A Multi-Scale Model for Insulin Self-Association Rates and Oligomerization Kinetics

Abstract

Insulin, a therapeutic protein, can aggregate during manufacture and is considered detrimental to its quality. Early identification of aggregation inducing factors would be an essential aspect concerning the design of mitigation strategies during manufacturing processes. The time-scales and length-scales relevant for aggregation makes the use of all-atom (AA) explicit solvent simulations for prediction of aggregation thermodynamics and/or kinetics very difficult. Since aggregation is mainly driven by non-native interactions, we have used the physics based MARTINI coarse grained model to model protein-protein interactions. In an earlier work we had identified aggregation-prone, partially folded intermediates (PFIs) of insulin. Here we have employed a transient-complex model to determine self-association rate of native insulin (N) and the PFIs of insulin.
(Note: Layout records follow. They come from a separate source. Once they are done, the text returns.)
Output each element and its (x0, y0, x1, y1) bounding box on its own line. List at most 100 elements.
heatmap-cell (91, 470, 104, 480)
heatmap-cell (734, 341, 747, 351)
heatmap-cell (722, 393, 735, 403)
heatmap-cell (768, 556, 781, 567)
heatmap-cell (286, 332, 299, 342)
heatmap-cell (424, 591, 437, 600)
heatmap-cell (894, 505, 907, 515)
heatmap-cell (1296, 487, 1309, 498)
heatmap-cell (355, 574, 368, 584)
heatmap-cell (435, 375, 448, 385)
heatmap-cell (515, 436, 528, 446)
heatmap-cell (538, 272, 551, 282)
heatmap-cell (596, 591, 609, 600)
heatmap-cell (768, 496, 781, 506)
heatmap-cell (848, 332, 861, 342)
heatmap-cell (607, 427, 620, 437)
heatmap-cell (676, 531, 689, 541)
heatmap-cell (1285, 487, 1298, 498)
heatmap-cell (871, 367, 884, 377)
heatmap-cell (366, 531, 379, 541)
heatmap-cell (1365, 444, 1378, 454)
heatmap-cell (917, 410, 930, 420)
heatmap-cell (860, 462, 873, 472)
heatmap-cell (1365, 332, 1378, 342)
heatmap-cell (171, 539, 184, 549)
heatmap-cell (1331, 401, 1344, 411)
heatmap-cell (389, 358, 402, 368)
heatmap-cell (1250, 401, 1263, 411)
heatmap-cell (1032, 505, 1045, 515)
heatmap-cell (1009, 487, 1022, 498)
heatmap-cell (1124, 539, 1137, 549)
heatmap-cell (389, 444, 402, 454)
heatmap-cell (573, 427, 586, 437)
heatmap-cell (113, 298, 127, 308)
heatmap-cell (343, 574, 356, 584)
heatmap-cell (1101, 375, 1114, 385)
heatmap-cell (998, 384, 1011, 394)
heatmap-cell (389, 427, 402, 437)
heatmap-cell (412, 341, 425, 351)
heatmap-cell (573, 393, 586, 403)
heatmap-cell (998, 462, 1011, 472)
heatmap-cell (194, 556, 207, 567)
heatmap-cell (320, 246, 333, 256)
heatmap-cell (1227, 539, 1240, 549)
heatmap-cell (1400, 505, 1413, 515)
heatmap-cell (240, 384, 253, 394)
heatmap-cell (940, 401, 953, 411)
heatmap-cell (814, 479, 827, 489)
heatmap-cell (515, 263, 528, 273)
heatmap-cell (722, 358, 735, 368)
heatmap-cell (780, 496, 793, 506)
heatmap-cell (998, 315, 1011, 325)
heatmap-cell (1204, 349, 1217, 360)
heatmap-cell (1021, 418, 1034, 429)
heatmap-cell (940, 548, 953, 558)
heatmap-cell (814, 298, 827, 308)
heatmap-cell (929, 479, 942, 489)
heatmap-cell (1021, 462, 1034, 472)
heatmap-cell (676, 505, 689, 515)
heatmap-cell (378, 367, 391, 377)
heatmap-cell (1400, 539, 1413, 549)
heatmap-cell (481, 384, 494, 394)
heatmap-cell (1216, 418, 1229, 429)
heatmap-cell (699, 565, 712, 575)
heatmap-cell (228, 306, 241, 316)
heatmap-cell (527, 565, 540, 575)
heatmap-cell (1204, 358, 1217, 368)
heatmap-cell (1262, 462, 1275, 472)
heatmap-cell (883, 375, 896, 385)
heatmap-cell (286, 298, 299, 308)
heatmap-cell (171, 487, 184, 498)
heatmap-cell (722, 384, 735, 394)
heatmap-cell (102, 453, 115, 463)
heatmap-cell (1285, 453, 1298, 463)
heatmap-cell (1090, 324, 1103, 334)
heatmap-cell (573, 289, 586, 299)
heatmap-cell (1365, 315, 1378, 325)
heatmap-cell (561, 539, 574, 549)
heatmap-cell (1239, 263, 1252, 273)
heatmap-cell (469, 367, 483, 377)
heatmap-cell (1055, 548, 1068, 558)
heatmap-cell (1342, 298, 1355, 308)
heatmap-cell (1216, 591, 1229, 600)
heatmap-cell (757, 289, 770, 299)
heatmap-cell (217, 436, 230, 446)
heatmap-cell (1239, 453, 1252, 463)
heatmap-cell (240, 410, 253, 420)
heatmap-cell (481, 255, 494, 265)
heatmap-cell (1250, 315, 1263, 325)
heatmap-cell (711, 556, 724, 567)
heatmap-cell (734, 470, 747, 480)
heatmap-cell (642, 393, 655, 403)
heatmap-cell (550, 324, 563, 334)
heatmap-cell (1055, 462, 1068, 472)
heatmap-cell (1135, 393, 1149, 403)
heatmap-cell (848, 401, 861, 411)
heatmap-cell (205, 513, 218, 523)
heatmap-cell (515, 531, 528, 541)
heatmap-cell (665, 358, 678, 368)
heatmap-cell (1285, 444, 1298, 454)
To this end, a set of most probable conformations of the N-PFI complex were first obtained using docking and scoring on basis of MMPBSA energies. These docked complexes were then refined by separating the N and PFI monomers translationally followed by long molecular dynamics simulations. In two sets of test cases we show that the binding interface of the final N-PFI complex is similar in both the AA simulations and CG-MARTINI simulations with elastic network constraints. We hypothesize that this N-PFI complex can be taken as the diffusion limited transient state for the insulin homodimer on aggregation pathway. We use the TransComp server to calculate association rates for formation of this diffusion limited complex. The dimer association rates and monomer conformational transition rates are used to determine all the rates for formation of various small oligomeric species on insulin aggregation pathway. These rates are then input to a kinetic monte carlo (KMC) scheme to determine oligomerization kinetics of insulin.